Abstract :Progressive Supranuclear Palsy (PSP) is a Parkinson-plus syndrome associated with a variety of
different clinical presentations. We describe the clinical and pathological features of the 7 major
phenotypes of PSP in addition to new information about the genetic causes of PSP. We also discuss
useful imaging tools, and review various management strategies. The classic form of PSP (PSPRichardson
syndrome) is more likely to be associated with postural instability, vertical gaze palsy,
akinesia and cognitive changes, compared to the milder variants of PSP. There are 6 other variants
of PSP besides PSP-RS, including PSP-parkinsonism, which can imitate Parkinson disease and can
respond to levodopa for the first 2-3 years. The Microtubular Associated Protein Tau (MAPT) gene
has a larger influence in PSP-RS than in PSP-parkinsonism. The rarer cortical variants of PSP (PSPprogressive
non-fluent aphasia, PSP-frontal temporal dementia and PSP-cortical basal syndrome)

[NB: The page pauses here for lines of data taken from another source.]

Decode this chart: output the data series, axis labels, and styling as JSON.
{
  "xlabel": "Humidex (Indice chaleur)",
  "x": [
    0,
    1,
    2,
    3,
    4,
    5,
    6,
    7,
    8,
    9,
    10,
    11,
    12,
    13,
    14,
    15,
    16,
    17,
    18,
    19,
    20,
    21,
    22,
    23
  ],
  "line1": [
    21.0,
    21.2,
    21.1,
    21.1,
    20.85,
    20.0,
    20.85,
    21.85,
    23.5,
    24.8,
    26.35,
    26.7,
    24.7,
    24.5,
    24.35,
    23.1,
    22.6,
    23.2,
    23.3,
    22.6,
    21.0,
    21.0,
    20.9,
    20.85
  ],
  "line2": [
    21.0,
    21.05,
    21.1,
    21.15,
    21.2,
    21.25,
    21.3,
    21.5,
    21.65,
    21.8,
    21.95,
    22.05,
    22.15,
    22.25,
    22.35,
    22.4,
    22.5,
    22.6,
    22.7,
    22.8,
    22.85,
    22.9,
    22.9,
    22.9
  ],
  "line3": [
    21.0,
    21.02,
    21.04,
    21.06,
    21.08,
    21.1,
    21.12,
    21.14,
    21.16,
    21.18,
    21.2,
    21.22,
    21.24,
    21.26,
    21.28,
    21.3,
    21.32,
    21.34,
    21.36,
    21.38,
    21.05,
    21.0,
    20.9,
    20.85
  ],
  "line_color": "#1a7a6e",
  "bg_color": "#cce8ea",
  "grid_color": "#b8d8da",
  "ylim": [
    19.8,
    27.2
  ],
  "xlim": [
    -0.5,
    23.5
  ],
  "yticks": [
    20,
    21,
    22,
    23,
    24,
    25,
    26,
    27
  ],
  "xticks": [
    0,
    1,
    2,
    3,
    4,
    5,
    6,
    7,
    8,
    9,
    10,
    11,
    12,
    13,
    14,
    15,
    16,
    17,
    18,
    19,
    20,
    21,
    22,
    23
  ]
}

can be mistaken for other neurodegenerative diseases, since the classic PSP signs may not appear
for months to years after the cortical signs present themselves. MRI and Diffusion Tensor Imaging
(DTI) scans are useful tools in assessing patients with signs of PSP. There is currently no disease
modifying therapy available for PSP, but many signs of PSP can be managed with symptomatic
treatments and various non-pharmacologic approaches.